Depuis le célèbre arrêt Rogie de 1990, lorsque l'employeur commettait une irrégularité dans la motivation ou la procédure de licenciement, celui-ci était considéré comme sans cause réelle et sérieuse. C'est cette jurisprudence que les ordonnances mettent à mal. Désormais, si la cause réelle et sérieuse peut être ultérieurement établie, l'employeur ne versera qu'une indemnité pour irrégularité, qui ne pourra dépasser un mois de salaire.
De plus, vous renvoyez au salarié la responsabilité de demander à l'employeur de rectifier les motifs retenus pour son licenciement.

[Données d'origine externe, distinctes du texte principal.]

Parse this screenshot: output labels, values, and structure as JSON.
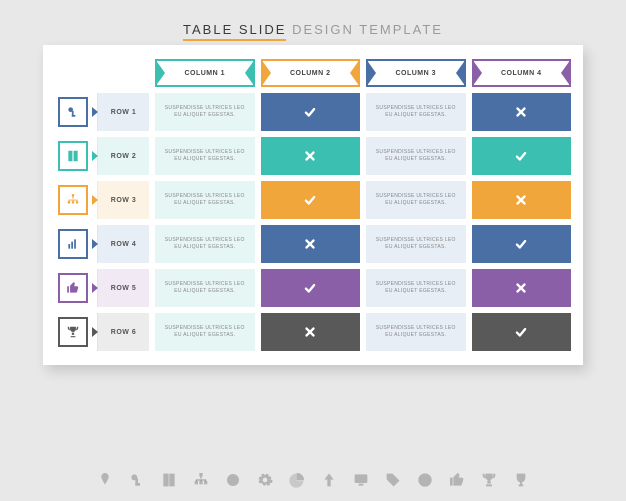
{
  "title": {
    "strong": "TABLE  SLIDE",
    "light": "DESIGN TEMPLATE",
    "strong_color": "#3a3a3a",
    "light_color": "#9a9a9a"
  },
  "slide": {
    "bg": "#ffffff",
    "shadow": "rgba(0,0,0,.15)"
  },
  "page_bg": "#e8e8e8",
  "placeholder_text": "SUSPENDISSE ULTRICES LEO EU ALIQUET EGESTAS.",
  "columns": [
    {
      "label": "COLUMN 1",
      "color": "#3bbfb0",
      "tint": "#e6f6f4"
    },
    {
      "label": "COLUMN 2",
      "color": "#f0a63a",
      "tint": "#fdf3e4"
    },
    {
      "label": "COLUMN 3",
      "color": "#4a6fa5",
      "tint": "#e8eef6"
    },
    {
      "label": "COLUMN 4",
      "color": "#8a5fa8",
      "tint": "#f1eaf5"
    }
  ],
  "rows": [
    {
      "label": "ROW 1",
      "color": "#4a6fa5",
      "icon": "key",
      "tint": "#e8eef6",
      "cells": [
        "text",
        "check",
        "text",
        "cross"
      ]
    },
    {
      "label": "ROW 2",
      "color": "#3bbfb0",
      "icon": "book",
      "tint": "#e6f6f4",
      "cells": [
        "text",
        "cross",
        "text",
        "check"
      ]
    },
    {
      "label": "ROW 3",
      "color": "#f0a63a",
      "icon": "tree",
      "tint": "#fdf3e4",
      "cells": [
        "text",
        "check",
        "text",
        "cross"
      ]
    },
    {
      "label": "ROW 4",
      "color": "#4a6fa5",
      "icon": "bars",
      "tint": "#e8eef6",
      "cells": [
        "text",
        "cross",
        "text",
        "check"
      ]
    },
    {
      "label": "ROW 5",
      "color": "#8a5fa8",
      "icon": "thumb",
      "tint": "#f1eaf5",
      "cells": [
        "text",
        "check",
        "text",
        "cross"
      ]
    },
    {
      "label": "ROW 6",
      "color": "#595959",
      "icon": "trophy",
      "tint": "#ececec",
      "cells": [
        "text",
        "cross",
        "text",
        "check"
      ]
    }
  ],
  "mark_colors": {
    "check_fill_mode": "row",
    "cross_color": "#fff"
  },
  "bottom_icons": [
    "pin",
    "key",
    "book",
    "tree",
    "target",
    "gear",
    "pie",
    "arrow",
    "screen",
    "tag",
    "bullseye",
    "thumb",
    "trophy",
    "cup"
  ]
}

C'est un point crucial, car ces motifs fixent les termes du litige en cas de contentieux : le juge ne pourra rendre sa décision que sur ces seuls motifs. Si le salarié n'en fait pas la demande, l'insuffisance de motivation ne suffira plus à elle seule pour que licenciement soit reconnu comme étant sans cause réelle et sérieuse.
Une telle modification ne nous paraît pas acceptable. Ce coup de canif porté à l'énoncé de la lettre de licenciement va, comme l'ont souligné plusieurs personnalités qualifiées, mettre le juge en difficulté. Pourquoi ? Parce que le juge devra apprécier la cause réelle et sérieuse du licenciement au regard d'éléments qui ne figurent pas directement dans la lettre, alors que c'est elle qui fixe les termes du litige en cas de contentieux.
De nombreuses personnalités qualifiées ont dénoncé ces dispositions, en invoquant notamment le fait qu'elles risqueraient d'enfoncer les victimes de harcèlement – ce que, je n'en doute pas, personne n'imagine. En effet, aujourd'hui, un seul acte de discrimination dans une lettre de licenciement permet de déclarer que le licenciement est nul de plein droit. Avec vos dispositions, le juge devra examiner tous les motifs de licenciement. Dès lors, pour une victime licenciée au motif qu'elle est harcelée et incompétente, le juge ne pourra plus annuler d'office le licenciement, mais il devra examiner tous les reproches d'incompétence formulés.